Cada qual tem que definir o seu caminho. Considero fundamental ter uma ideia para onde se quer ir em termos de carreira: mercado de capitais, gestão, marketing… É essencial ter uma tendência definida e segui-la. Algo com que não concordo é sair da faculdade e fazer imediatamente um mestrado ou pós-graduação. A não ser que queira fazer carreira académica, continuar a estudar… mas se tem por opção trabalhar, tem que ingressar no mercado de trabalho, aprender na prática e depois sim, voltar a estudar. Quando comecei a trabalhar senti que sabia muito pouco. Era tudo muito novo, muito estranho.

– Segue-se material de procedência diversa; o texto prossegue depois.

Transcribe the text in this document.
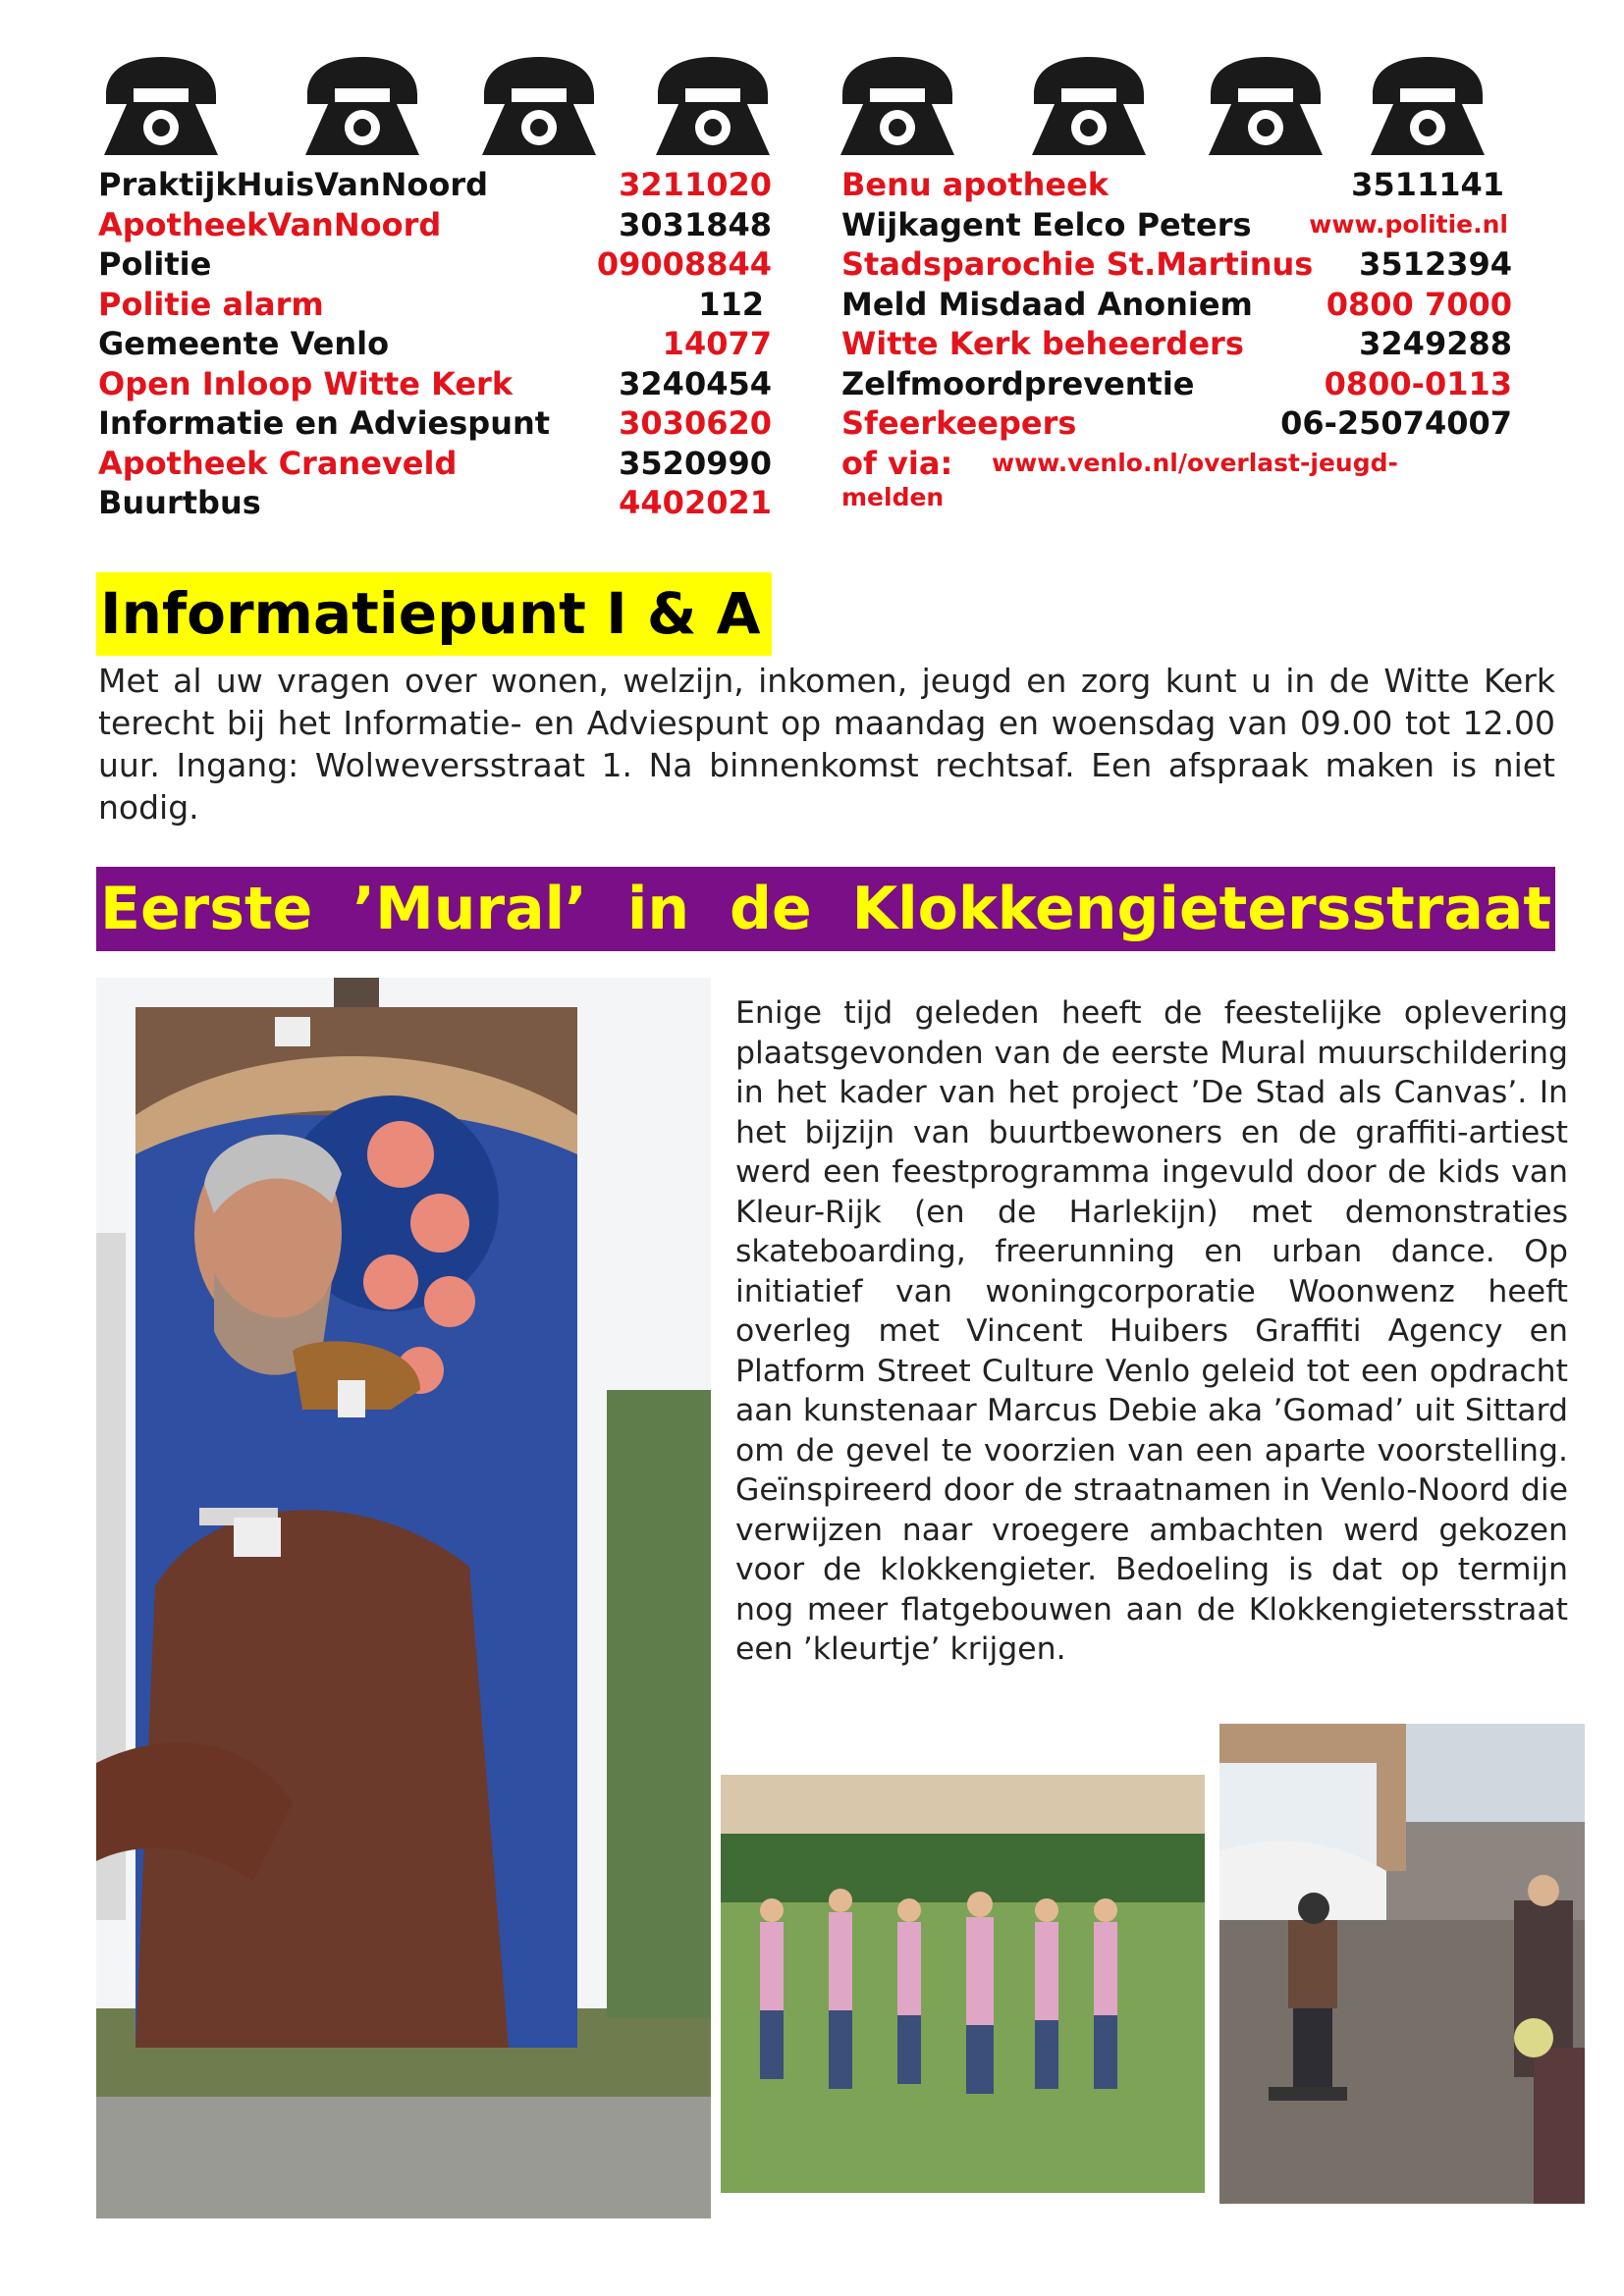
PraktijkHuisVanNoord	3211020
ApotheekVanNoord	3031848
Politie	09008844
Politie alarm	112
Gemeente Venlo	14077
Open Inloop Witte Kerk	3240454
Informatie en Adviespunt 3030620
Apotheek Craneveld	3520990
Buurtbus	4402021
Benu apotheek	3511141
Wijkagent Eelco Peters www.politie.nl
Stadsparochie St.Martinus 3512394
Meld Misdaad Anoniem 0800 7000
Witte Kerk beheerders	3249288
Zelfmoordpreventie	0800-0113
Sfeerkeepers	06-25074007
of via: www.venlo.nl/overlast-jeugd-
melden
Informatiepunt I & A
Met al uw vragen over wonen, welzijn, inkomen, jeugd en zorg kunt u in de Witte Kerk terecht bij het Informatie- en Adviespunt op maandag en woensdag van 09.00 tot 12.00 uur. Ingang: Wolweversstraat 1. Na binnenkomst rechtsaf. Een afspraak maken is niet nodig.
Eerste ’Mural’ in de Klokkengietersstraat
Enige tijd geleden heeft de feestelijke oplevering plaatsgevonden van de eerste Mural muurschildering in het kader van het project ’De Stad als Canvas’. In het bijzijn van buurtbewoners en de graffiti-artiest werd een feestprogramma ingevuld door de kids van Kleur-Rijk (en de Harlekijn) met demonstraties skateboarding, freerunning en urban dance. Op initiatief van woningcorporatie Woonwenz heeft overleg met Vincent Huibers Graffiti Agency en Platform Street Culture Venlo geleid tot een opdracht aan kunstenaar Marcus Debie aka ’Gomad’ uit Sittard om de gevel te voorzien van een aparte voorstelling. Geïnspireerd door de straatnamen in Venlo-Noord die verwijzen naar vroegere ambachten werd gekozen voor de klokkengieter. Bedoeling is dat op termijn nog meer flatgebouwen aan de Klokkengietersstraat een ’kleurtje’ krijgen.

Quando comecei a trabalhar fui para os Laboratórios Bial, cujo Presidente tinha acabado também de entrar, muito novo.
Lembro-me da primeira vez que olhei para as contas, a perplexidade imensa que tive ao ver um balancete, apesar de ter feito as contabilidades todas, apesar de ser uma área de que eu gostava imenso.
Foi um impacto muito grande, principalmente por estar sozinha, não ter colegas mais velhos, mais experientes que me ajudassem. Tive que errar e aprender à minha custa. Quando fui para o BPA foi completamente diferente, tinha colegas mais velhos e aí aprendi imenso. Aos meus jovens colegas o que posso dizer… Muita focalização no objectivo que se pretende atingir. Experiência profissional antes de continuar a formação, depois de estar no terreno e de se saber para onde se quer ir. Começar a trabalhar inserido numa equipa, para aprender mais depressa e com menos erros. Uma das coisas boas do nosso curso é a diversidade de saídas profissionais e funções que se podem desempenhar.

Entrevistada por Pedro Quelhas Brito


“A possibilidade de escolha que tínhamos na época permitia-nos escolher o curso que queríamos tirar desde o início. Esse aspecto permitia ao economista, quando saía da faculdade, uma grande variedade de opções profissionais. Foi disto que eu mais gostei.”